Mais ce qu'ils y trouvent a de quoi les faire rapidement déchanter. Victimes de discriminations à l'embauche, ces travailleurs ne peuvent espérer qu'un emploi non déclaré, et encore, quand ils en trouvent un, pour effectuer des travaux pénibles et souvent fort mal payés. Pour eux, la recherche d'un logement devient vite une course d'obstacles infranchissables qui les jette dans les bras de marchands de sommeil sans scrupule.
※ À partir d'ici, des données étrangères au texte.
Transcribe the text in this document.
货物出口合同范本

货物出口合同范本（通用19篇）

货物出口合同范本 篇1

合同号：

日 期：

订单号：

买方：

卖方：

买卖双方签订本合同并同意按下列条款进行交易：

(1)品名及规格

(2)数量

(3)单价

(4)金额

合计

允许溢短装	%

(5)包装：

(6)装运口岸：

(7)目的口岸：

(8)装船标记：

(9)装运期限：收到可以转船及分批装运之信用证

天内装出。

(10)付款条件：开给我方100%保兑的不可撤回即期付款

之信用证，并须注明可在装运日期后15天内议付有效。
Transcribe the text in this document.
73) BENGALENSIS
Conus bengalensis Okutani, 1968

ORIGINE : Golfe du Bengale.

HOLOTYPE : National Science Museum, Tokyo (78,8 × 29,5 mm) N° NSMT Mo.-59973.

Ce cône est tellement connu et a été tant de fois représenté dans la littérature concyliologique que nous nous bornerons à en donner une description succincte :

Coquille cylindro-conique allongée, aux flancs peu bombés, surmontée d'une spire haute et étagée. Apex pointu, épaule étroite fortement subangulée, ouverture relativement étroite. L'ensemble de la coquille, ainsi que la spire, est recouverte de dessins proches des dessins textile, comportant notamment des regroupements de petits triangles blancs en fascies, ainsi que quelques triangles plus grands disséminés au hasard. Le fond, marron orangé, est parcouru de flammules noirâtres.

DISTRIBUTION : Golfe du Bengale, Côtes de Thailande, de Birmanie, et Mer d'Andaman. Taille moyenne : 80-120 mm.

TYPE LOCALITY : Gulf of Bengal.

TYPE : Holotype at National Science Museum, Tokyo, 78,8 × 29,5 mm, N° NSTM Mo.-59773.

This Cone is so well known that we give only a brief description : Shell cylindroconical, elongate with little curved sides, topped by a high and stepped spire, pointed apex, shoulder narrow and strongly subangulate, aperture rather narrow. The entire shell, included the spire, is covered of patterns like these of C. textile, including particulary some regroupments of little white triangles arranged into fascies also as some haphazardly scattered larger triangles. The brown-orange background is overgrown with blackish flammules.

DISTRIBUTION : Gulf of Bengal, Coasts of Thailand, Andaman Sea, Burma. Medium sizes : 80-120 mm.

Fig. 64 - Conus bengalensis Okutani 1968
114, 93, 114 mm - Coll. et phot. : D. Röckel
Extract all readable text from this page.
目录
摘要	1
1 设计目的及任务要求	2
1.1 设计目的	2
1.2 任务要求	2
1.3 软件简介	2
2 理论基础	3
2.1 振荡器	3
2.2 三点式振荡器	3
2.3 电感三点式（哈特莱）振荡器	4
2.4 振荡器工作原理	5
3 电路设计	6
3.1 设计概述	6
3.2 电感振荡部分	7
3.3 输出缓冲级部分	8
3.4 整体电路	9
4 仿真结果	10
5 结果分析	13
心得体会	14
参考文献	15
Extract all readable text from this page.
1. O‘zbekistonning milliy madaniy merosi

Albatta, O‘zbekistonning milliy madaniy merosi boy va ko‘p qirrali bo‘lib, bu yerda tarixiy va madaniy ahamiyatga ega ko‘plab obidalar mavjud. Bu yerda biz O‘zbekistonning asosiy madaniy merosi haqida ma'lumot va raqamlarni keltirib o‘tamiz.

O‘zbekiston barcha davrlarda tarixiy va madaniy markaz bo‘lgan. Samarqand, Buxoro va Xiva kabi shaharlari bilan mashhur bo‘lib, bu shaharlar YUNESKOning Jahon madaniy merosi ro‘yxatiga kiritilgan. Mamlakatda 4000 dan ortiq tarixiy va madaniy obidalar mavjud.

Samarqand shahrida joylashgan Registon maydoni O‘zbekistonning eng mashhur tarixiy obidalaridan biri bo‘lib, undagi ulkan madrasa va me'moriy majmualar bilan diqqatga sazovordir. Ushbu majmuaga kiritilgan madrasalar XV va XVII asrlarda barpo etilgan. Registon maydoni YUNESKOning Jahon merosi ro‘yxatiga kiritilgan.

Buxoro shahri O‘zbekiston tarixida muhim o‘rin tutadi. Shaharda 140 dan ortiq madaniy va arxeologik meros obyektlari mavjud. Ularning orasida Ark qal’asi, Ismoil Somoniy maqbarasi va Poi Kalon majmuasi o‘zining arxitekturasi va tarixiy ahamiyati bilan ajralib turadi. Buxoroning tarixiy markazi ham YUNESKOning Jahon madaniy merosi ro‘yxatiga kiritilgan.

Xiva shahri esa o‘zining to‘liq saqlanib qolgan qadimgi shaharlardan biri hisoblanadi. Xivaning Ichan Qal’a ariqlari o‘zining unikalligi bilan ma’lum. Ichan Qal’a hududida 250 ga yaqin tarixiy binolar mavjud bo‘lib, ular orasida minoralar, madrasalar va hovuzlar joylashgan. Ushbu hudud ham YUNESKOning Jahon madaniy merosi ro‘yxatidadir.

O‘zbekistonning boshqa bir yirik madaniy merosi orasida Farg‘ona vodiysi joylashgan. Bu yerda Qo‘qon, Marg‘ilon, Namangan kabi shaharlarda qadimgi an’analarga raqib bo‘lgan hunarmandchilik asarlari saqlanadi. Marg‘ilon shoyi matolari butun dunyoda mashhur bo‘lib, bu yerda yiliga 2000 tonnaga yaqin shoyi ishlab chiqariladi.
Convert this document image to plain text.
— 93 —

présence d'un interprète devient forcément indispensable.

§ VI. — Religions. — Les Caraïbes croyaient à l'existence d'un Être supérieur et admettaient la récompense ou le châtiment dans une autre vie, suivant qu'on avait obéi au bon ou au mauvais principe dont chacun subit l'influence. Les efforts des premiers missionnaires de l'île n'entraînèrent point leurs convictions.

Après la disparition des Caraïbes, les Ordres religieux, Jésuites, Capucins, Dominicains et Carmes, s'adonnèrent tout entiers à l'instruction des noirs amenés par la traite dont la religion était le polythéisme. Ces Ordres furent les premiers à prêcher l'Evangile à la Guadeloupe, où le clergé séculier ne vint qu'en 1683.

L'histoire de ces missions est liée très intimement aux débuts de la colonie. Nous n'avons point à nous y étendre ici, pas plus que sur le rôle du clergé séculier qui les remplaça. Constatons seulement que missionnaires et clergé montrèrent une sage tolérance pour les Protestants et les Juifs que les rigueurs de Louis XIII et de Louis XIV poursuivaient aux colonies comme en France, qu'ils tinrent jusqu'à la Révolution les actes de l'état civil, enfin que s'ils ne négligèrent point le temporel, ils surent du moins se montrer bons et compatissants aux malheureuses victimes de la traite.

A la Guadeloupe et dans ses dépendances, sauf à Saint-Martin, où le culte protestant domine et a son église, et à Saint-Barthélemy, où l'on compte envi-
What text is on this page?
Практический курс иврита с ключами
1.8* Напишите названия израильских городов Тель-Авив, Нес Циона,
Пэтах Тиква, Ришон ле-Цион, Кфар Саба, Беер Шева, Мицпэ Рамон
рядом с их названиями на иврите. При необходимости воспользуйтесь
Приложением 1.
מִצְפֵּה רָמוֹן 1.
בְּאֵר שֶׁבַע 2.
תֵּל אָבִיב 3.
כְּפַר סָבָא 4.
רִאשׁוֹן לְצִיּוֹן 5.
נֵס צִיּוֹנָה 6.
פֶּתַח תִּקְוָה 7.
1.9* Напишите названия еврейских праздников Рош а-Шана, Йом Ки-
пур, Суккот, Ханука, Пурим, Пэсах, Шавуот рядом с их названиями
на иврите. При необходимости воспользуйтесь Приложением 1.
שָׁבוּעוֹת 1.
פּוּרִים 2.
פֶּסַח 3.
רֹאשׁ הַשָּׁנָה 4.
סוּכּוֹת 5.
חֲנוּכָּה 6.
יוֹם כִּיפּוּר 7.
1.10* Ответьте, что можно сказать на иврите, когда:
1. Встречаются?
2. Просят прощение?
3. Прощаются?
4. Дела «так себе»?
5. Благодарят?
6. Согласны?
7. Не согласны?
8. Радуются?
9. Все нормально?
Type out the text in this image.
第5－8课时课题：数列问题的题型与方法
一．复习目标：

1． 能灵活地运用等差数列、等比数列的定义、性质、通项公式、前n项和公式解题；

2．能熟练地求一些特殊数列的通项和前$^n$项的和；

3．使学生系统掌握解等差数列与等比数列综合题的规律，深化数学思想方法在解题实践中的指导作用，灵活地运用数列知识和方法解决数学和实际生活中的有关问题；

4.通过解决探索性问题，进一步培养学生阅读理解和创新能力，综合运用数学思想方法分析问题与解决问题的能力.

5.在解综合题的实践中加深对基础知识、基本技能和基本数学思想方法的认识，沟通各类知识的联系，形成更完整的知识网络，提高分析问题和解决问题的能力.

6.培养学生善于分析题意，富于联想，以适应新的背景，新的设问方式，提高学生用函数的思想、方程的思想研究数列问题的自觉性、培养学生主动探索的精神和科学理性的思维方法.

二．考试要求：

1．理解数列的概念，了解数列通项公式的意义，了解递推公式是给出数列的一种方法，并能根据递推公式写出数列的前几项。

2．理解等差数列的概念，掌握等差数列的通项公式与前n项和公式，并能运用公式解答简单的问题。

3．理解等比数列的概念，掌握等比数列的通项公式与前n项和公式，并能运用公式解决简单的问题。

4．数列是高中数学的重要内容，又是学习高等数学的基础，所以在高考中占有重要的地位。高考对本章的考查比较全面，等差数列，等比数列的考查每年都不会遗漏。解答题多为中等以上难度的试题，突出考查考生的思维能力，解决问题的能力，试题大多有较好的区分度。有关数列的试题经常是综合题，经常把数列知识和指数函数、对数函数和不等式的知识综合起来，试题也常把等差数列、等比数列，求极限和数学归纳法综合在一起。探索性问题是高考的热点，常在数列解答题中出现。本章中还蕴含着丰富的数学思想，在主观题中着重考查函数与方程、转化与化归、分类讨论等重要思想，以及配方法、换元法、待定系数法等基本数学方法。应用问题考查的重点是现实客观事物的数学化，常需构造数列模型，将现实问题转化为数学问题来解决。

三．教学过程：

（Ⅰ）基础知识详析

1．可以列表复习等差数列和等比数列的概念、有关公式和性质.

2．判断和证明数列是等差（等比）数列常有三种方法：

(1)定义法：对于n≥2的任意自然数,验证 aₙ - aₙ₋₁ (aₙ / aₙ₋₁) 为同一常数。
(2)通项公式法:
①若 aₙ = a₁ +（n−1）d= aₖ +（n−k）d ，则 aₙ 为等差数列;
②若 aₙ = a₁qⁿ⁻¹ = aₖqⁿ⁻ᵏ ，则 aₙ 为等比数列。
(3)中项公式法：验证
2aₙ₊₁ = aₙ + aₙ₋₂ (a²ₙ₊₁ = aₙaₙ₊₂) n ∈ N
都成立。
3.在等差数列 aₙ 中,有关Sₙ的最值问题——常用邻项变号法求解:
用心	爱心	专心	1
Un bidonville s'est développé dans la ville du Port, où des familles mahoraises et comoriennes s'entassent dans des cases non seulement insalubres mais aussi propices aux incendies ravageurs, comme celui du 6 décembre 2004 qui a jeté à la rue sept familles, soit trente-deux personnes. Le 10 janvier, un autre incendie a détruit une maison de Saint-André, provoquant la mort de trois enfants. A plusieurs reprises déjà, la famille s'était plainte auprès de la société immobilière (qui n'a jamais daigné vérifier) de problèmes récurrents au compteur électrique; problèmes qui ont pu être à l'origine du drame.
La presse réunionnaise rapporte de temps à autre la situation de ces populations. Ainsi, un reportage du Journal de l'île de décembre 2004 disait les déceptions d'une Mahoraise de 35 ans qui, après la mort de son mari, était venue à la Réunion, espérant manger à sa faim et élever décemment ses six enfants. Deux ans plus tard, elle avait perdu nombre de ses illusions, vivant avec ses enfants et deux autres membres de sa famille dans un appartement immonde, qu'un marchand de sommeil lui louait 700 euros par mois: pas d'électricité, des chambres sans fenêtre, inondées à la moindre averse, une cuisine totalement hors normes, les eaux usées qui se déversaient dans le salon. «Je n'ai pas eu le choix, tous les autres propriétaires ne voulaient pas louer à une Mahoraise», expliquait-elle.
«Comores dehors», «Voleurs d'alloc»: ce sont des slogans qui se rencontrent sur des murs d'immeubles, tracés par les mains imbéciles d'un raciste notoire ou d'un Réunionnais peu conscient, qui rend responsable de sa situation un plus pauvre ou plus démuni que lui; comme si ce qui lui manquait était à prendre dans les poches de ceux qui n'ont rien.
Le racisme et la xénophobie divisent les pauvres, les détournent de leur vrais ennemis: ceux qui sont responsables du chômage, des bas salaires; ceux qui, exploitant la misère, ont intérêt à ce qu'aucune solidarité ne puisse exister.